Whole30 offers a pretty extensive list of what is — and isn’t — allowed if you’re following the diet. That said, it doesn’t cover literally every type and brand of food out there (that would be pretty impossible).
One of those foods that doesn’t have a definitive “yes” or “no” for Whole30 is Tajín Classico seasoning. But wonder no more: Tajín is widely considered to be Whole30 approved.
What’s In Tajín?
The ingredients list in Tajín shows that it’s made with chili peppers, sea salt, dehydrated lime juice, and silicon dioxide. Its nutritional information label reads zero except for sodium — you’ll get about 140 mg of that per 1/4-teaspoon serving.
The silicon dioxide is what trips people up when they’re on Whole30. It’s not technically on the list of banned foods, but it’s also not a real food.
Silicon dioxide is a chemical compound that is made of silicon and oxygen, and it is also known as silica. It’s natural — more than 65% of the earth’s crust is made of silica. It is used in food as a thickener, an anticaking agent, and a stabilizer.
Most Whole30 diet experts agree that silicon dioxide is fine on the diet because it’s also found naturally in several foods, including:
- Bell peppers
- Brown rice
- Leafy green vegetables
If you’d rather avoid the substance as much as possible, skip the Tajín seasoning blend sold on grocery store shelves and go back to basics by using lime zest, chili powder, and garlic salt in its place.
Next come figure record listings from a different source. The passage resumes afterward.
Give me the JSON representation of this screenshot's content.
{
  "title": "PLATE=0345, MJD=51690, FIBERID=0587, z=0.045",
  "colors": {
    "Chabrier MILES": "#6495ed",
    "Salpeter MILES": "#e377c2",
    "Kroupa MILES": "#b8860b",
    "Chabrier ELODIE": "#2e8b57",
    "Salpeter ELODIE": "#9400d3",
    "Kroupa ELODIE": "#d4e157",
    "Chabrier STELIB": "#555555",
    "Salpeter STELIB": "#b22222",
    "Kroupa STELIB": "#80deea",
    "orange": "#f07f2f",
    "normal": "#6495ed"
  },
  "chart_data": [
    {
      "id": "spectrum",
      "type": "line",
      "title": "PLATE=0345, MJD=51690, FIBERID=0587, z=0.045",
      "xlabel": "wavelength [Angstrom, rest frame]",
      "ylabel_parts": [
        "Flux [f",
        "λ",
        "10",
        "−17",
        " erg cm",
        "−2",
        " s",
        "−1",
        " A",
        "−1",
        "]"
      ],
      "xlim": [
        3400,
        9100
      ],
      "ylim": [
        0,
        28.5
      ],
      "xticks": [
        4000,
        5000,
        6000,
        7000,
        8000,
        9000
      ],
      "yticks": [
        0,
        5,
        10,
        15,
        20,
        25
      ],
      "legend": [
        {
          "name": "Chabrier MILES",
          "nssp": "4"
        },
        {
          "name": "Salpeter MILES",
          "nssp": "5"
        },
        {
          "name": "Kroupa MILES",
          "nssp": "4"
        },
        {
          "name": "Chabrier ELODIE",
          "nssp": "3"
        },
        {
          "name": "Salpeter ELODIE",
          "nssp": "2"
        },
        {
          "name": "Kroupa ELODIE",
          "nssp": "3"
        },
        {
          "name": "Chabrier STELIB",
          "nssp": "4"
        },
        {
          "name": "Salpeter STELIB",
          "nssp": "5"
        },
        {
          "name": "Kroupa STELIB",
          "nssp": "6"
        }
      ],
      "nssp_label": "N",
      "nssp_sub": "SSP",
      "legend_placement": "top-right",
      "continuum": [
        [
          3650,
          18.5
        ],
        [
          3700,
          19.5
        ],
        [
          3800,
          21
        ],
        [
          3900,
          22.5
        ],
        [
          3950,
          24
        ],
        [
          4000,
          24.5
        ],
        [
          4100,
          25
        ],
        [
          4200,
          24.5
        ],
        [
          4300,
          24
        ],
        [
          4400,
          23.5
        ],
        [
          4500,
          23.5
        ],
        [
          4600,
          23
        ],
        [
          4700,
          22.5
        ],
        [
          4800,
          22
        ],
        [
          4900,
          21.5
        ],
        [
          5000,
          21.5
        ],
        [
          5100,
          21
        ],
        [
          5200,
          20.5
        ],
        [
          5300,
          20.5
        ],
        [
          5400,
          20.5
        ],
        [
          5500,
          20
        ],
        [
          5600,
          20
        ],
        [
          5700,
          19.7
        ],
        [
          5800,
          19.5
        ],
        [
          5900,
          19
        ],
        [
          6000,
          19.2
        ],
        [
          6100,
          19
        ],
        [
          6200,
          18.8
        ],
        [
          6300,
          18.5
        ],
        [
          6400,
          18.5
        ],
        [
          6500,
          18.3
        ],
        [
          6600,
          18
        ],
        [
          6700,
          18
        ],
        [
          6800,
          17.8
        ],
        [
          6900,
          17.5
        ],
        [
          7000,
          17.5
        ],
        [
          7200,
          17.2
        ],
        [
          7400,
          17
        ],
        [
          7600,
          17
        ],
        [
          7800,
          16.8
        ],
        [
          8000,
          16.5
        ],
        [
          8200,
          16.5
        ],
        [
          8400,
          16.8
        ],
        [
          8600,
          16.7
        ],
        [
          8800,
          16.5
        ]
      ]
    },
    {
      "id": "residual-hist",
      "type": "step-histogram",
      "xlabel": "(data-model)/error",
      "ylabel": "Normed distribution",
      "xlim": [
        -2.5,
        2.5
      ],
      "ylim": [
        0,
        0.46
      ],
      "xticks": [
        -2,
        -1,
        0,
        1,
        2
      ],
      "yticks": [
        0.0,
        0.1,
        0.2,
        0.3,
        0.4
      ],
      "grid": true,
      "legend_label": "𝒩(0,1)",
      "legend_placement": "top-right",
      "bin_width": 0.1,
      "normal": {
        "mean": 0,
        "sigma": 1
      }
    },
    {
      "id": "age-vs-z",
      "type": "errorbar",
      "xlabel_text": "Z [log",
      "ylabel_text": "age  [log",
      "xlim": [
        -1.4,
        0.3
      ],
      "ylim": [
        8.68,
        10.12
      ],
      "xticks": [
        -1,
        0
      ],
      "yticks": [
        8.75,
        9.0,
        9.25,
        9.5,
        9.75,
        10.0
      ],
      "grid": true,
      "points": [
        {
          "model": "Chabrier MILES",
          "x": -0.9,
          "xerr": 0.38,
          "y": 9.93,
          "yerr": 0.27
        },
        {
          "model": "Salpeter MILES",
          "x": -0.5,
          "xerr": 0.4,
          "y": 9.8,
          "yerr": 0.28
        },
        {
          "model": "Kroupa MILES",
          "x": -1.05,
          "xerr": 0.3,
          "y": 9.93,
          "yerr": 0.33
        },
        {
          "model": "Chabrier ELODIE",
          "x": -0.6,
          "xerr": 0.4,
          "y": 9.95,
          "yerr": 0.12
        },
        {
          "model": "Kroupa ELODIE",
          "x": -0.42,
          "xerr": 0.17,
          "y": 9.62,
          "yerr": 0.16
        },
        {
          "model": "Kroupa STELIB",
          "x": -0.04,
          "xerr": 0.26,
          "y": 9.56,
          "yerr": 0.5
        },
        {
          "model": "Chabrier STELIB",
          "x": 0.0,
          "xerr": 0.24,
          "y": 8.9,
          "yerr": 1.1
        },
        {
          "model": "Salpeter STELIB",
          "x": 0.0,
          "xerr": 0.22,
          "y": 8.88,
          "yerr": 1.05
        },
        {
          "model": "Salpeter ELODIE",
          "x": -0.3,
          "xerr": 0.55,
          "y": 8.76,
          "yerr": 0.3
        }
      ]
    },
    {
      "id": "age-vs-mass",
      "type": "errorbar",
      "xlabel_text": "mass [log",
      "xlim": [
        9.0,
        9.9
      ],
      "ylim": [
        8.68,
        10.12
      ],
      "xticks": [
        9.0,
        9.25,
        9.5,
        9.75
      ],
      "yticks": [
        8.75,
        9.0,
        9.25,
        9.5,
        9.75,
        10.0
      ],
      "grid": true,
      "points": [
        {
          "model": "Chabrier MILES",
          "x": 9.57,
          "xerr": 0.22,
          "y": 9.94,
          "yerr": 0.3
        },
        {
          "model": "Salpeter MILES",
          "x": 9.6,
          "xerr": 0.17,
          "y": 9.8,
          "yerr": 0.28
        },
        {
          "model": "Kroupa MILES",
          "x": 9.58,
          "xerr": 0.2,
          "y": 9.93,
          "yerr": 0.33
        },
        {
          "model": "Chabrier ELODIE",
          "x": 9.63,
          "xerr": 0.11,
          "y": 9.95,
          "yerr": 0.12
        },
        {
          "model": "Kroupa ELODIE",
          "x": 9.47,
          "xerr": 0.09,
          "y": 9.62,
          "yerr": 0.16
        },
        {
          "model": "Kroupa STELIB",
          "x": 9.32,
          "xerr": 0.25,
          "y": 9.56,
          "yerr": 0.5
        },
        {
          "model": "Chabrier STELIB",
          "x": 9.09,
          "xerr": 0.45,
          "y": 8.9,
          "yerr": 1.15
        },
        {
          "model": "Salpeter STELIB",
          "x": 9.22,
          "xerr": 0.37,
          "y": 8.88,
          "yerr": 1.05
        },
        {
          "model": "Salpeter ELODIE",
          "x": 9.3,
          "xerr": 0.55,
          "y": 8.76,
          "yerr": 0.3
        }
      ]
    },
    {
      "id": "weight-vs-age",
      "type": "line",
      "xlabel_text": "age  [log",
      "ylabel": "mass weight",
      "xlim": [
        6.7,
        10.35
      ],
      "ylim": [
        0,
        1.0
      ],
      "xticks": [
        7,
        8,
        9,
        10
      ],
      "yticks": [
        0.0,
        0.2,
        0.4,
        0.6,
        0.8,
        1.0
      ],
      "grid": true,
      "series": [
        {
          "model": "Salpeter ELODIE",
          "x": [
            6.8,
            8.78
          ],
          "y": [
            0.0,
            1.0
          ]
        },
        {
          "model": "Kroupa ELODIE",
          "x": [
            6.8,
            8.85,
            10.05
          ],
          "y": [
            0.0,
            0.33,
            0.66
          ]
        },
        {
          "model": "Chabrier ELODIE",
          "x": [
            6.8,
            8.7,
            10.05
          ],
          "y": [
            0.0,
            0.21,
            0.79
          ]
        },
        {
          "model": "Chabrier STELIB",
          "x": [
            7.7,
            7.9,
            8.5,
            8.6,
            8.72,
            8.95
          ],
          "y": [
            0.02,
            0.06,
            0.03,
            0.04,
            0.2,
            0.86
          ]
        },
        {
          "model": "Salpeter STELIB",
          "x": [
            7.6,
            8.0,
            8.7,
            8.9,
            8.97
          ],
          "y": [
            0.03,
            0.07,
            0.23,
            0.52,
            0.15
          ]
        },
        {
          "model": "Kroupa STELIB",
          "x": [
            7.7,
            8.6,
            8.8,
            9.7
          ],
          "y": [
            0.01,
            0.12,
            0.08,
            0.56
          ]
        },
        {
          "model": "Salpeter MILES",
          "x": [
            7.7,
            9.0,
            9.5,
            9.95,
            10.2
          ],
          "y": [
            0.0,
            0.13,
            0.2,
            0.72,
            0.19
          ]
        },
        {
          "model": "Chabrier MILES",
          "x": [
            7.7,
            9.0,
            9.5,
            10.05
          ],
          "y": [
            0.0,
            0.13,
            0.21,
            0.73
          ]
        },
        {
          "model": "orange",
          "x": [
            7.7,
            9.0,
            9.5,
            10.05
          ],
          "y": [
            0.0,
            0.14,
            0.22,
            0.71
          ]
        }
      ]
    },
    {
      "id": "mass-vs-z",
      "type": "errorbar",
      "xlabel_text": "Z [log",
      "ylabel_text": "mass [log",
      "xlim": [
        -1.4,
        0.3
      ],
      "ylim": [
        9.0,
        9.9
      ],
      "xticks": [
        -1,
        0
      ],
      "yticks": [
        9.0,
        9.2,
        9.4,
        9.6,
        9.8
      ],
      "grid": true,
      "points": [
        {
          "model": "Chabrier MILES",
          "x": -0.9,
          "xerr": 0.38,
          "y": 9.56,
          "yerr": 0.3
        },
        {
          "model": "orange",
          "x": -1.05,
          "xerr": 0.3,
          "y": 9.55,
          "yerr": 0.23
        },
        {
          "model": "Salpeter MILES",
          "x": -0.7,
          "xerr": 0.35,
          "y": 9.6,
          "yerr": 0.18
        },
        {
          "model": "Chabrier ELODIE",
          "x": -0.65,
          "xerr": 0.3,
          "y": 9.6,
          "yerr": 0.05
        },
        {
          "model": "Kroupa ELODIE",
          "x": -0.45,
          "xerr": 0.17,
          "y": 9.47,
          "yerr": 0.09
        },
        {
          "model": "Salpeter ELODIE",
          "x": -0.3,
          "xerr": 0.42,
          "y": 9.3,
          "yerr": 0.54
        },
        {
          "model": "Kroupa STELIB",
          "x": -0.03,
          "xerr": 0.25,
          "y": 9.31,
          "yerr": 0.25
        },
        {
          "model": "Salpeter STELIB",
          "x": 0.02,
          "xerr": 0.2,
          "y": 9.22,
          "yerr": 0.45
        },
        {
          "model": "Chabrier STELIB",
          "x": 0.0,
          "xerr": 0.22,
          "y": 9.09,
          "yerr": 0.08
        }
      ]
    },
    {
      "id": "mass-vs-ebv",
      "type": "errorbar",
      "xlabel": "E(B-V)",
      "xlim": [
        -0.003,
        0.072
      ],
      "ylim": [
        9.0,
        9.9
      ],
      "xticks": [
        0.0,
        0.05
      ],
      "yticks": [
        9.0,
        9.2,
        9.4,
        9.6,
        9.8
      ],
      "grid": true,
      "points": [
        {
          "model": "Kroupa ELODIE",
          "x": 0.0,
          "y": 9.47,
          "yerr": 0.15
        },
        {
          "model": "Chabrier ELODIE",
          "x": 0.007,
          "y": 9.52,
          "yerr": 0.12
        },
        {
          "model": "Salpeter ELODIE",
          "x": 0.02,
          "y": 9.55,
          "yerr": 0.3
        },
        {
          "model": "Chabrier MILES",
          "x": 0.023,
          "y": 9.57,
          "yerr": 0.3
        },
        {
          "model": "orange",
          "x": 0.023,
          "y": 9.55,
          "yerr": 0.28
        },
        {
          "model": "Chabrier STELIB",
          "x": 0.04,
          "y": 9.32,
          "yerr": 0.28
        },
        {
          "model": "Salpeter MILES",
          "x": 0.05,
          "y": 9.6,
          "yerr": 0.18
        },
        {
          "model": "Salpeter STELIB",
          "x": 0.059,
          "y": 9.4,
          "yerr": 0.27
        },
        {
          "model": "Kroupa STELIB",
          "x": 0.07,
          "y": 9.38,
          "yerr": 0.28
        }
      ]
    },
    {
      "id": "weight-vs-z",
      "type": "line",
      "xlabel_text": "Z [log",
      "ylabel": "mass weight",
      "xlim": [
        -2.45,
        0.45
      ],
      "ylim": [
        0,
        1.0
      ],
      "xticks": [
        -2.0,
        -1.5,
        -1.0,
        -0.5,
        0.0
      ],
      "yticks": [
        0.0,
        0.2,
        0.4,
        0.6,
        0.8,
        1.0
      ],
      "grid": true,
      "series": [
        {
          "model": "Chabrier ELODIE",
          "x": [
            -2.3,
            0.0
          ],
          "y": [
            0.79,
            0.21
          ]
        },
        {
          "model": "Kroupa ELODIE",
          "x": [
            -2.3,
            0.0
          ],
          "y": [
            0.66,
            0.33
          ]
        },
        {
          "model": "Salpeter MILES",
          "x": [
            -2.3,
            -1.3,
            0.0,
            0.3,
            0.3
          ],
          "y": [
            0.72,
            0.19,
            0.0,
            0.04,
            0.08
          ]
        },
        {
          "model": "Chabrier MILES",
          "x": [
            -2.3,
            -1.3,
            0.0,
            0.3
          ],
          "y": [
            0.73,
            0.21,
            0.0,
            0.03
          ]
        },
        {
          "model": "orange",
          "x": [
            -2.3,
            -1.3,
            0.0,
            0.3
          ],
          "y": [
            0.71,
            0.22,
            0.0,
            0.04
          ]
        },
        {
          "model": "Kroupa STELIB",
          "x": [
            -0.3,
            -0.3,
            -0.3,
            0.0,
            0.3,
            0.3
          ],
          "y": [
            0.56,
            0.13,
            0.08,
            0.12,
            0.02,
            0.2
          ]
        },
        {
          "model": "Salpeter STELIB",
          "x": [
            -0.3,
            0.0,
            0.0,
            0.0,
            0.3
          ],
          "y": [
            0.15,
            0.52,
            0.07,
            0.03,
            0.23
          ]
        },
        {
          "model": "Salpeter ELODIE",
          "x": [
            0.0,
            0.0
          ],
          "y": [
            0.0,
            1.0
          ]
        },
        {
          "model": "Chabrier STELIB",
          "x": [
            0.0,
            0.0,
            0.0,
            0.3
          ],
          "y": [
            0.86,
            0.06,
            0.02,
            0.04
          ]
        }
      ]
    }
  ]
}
What Does Tajín Taste Like?
Tajín has a unique flavor that is difficult to describe. It is salty and tangy, with a slightly sweet and spicy kick. The lime juice gives it a tartness, while the dried chili peppers add a touch of heat.
Overall, it is an incredibly flavorful seasoning that can be used on various foods.
How Do I Use Tajín?
Tajín can be used in several ways. It is commonly used as a seasoning on Whole30 to add a bit of taste and flavor depth to the strict elimination diet.
The tangy flavor Tajín Clásico Seasoning can also be used as dry spice rubs or mixed into sauces and dips. Basically, if you can think of it, Tajín can probably be used as a seasoning for it.
The Bottom Line
Tajín is fine to eat on the Whole30 diet.
The one questionable ingredient — silicon dioxide — might seem like it’s not allowed, but there is no official guidance against eating it, and it’s already found naturally in many plants.
If you want to avoid it to be safe, simply create your own spice blends using chili powder, garlic salt, sea salt, and onion powder, along with some fresh lime zest, to your foods instead of Tajín.